A sentinel node biopsy procedure can be carried out using a lower dose of the radioactive tracer but the blue dye used often for non-pregnant women is not recommended during pregnancy.
Breast reconstruction is an option following mastectomy, but is only offered as a delayed procedure due to the length of the operation, and the recovery time needed.
Chemotherapy can be used during pregnancy but is not given during the first trimester, as it could harm your baby. It is generally safe during the second and third trimesters. Chemotherapy is usually stopped three weeks prior to your due date to avoid complications at birth (eg. infection, for which the risk is higher during chemotherapy) but can be continued after birth.
Radiotherapy is often given after chemotherapy, but would not begin until after birth. Radiotherapy is not recommended at any time during pregnancy as it poses a risk to your unborn baby, even when it’s given in low doses. It may be possible to delay radiotherapy until after birth – your specialists will discuss this with you.

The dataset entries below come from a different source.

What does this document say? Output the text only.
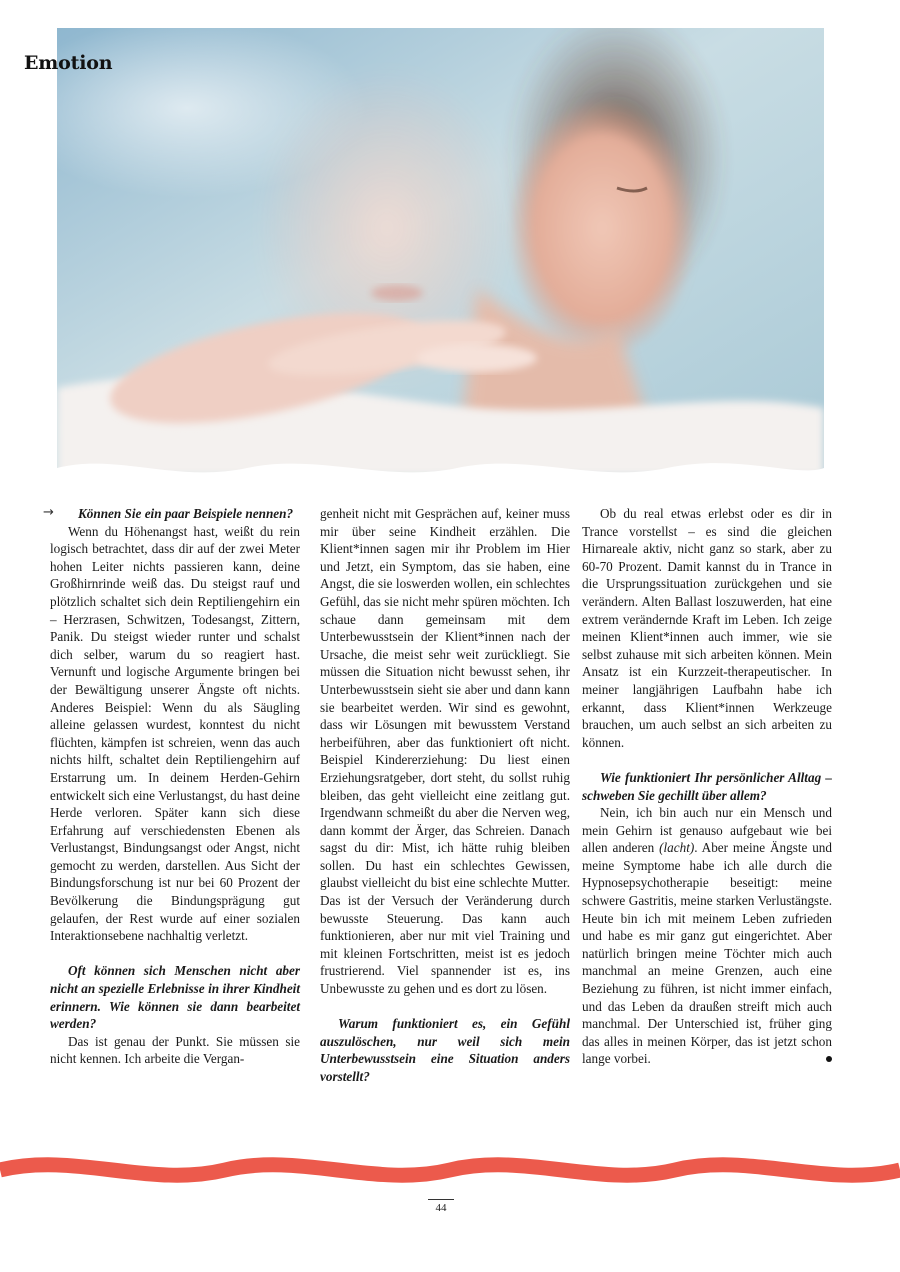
Emotion
→	Können Sie ein paar Beispiele nennen?

Wenn du Höhenangst hast, weißt du rein logisch betrachtet, dass dir auf der zwei Meter hohen Leiter nichts passieren kann, deine Großhirnrinde weiß das. Du steigst rauf und plötzlich schaltet sich dein Reptiliengehirn ein – Herzrasen, Schwitzen, Todesangst, Zittern, Panik. Du steigst wieder runter und schalst dich selber, warum du so reagiert hast. Vernunft und logische Argumente bringen bei der Bewältigung unserer Ängste oft nichts. Anderes Beispiel: Wenn du als Säugling alleine gelassen wurdest, konntest du nicht flüchten, kämpfen ist schreien, wenn das auch nichts hilft, schaltet dein Reptiliengehirn auf Erstarrung um. In deinem Herden-Gehirn entwickelt sich eine Verlustangst, du hast deine Herde verloren. Später kann sich diese Erfahrung auf verschiedensten Ebenen als Verlustangst, Bindungsangst oder Angst, nicht gemocht zu werden, darstellen. Aus Sicht der Bindungsforschung ist nur bei 60 Prozent der Bevölkerung die Bindungsprägung gut gelaufen, der Rest wurde auf einer sozialen Interaktionsebene nachhaltig verletzt.

Oft können sich Menschen nicht aber nicht an spezielle Erlebnisse in ihrer Kindheit erinnern. Wie können sie dann bearbeitet werden?

Das ist genau der Punkt. Sie müssen sie nicht kennen. Ich arbeite die Vergan-

genheit nicht mit Gesprächen auf, keiner muss mir über seine Kindheit erzählen. Die Klient*innen sagen mir ihr Problem im Hier und Jetzt, ein Symptom, das sie haben, eine Angst, die sie loswerden wollen, ein schlechtes Gefühl, das sie nicht mehr spüren möchten. Ich schaue dann gemeinsam mit dem Unterbewusstsein der Klient*innen nach der Ursache, die meist sehr weit zurückliegt. Sie müssen die Situation nicht bewusst sehen, ihr Unterbewusstsein sieht sie aber und dann kann sie bearbeitet werden. Wir sind es gewohnt, dass wir Lösungen mit bewusstem Verstand herbeiführen, aber das funktioniert oft nicht. Beispiel Kindererziehung: Du liest einen Erziehungsratgeber, dort steht, du sollst ruhig bleiben, das geht vielleicht eine zeitlang gut. Irgendwann schmeißt du aber die Nerven weg, dann kommt der Ärger, das Schreien. Danach sagst du dir: Mist, ich hätte ruhig bleiben sollen. Du hast ein schlechtes Gewissen, glaubst vielleicht du bist eine schlechte Mutter. Das ist der Versuch der Veränderung durch bewusste Steuerung. Das kann auch funktionieren, aber nur mit viel Training und mit kleinen Fortschritten, meist ist es jedoch frustrierend. Viel spannender ist es, ins Unbewusste zu gehen und es dort zu lösen.

Warum funktioniert es, ein Gefühl auszulöschen, nur weil sich mein Unterbewusstsein eine Situation anders vorstellt?

Ob du real etwas erlebst oder es dir in Trance vorstellst – es sind die gleichen Hirnareale aktiv, nicht ganz so stark, aber zu 60-70 Prozent. Damit kannst du in Trance in die Ursprungssituation zurückgehen und sie verändern. Alten Ballast loszuwerden, hat eine extrem verändernde Kraft im Leben. Ich zeige meinen Klient*innen auch immer, wie sie selbst zuhause mit sich arbeiten können. Mein Ansatz ist ein Kurzzeit-therapeutischer. In meiner langjährigen Laufbahn habe ich erkannt, dass Klient*innen Werkzeuge brauchen, um auch selbst an sich arbeiten zu können.

Wie funktioniert Ihr persönlicher Alltag – schweben Sie gechillt über allem?

Nein, ich bin auch nur ein Mensch und mein Gehirn ist genauso aufgebaut wie bei allen anderen (lacht). Aber meine Ängste und meine Symptome habe ich alle durch die Hypnosepsychotherapie beseitigt: meine schwere Gastritis, meine starken Verlustängste. Heute bin ich mit meinem Leben zufrieden und habe es mir ganz gut eingerichtet. Aber natürlich bringen meine Töchter mich auch manchmal an meine Grenzen, auch eine Beziehung zu führen, ist nicht immer einfach, und das Leben da draußen streift mich auch manchmal. Der Unterschied ist, früher ging das alles in meinen Körper, das ist jetzt schon lange vorbei.

44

Hormone blocking therapies like tamoxifen are not given during pregnancy, but can be taken after birth, if appropriate for your type of cancer. The targeted therapy Herceptin (for HER2 positive cancer) is not given during pregnancy but is used after birth if needed.
Delivering your baby
Most women diagnosed during pregnancy complete their pregnancy to full term and experience no additional difficulties at delivery. Caesarean section is avoided when possible as it carries a heightened risk of infection, especially if you have been having chemotherapy, which affects the immune system.
After the birth
Having chemotherapy after birth or starting radiotherapy can also present challenges for a new mother. You will be advised not to breastfeed during treatment, as the drugs can pass through the bloodstream and into breast milk. Talk to your oncologist about whether or not breastfeeding is safe with the treatments you’re receiving.
Caring for a newborn baby while undergoing breast cancer treatment is demanding, both physically and emotionally. Talk to your healthcare team to see if you might be eligible for any assistance. It’s important that you are able to get adequate rest, so talk to family and friends about practical support they could offer.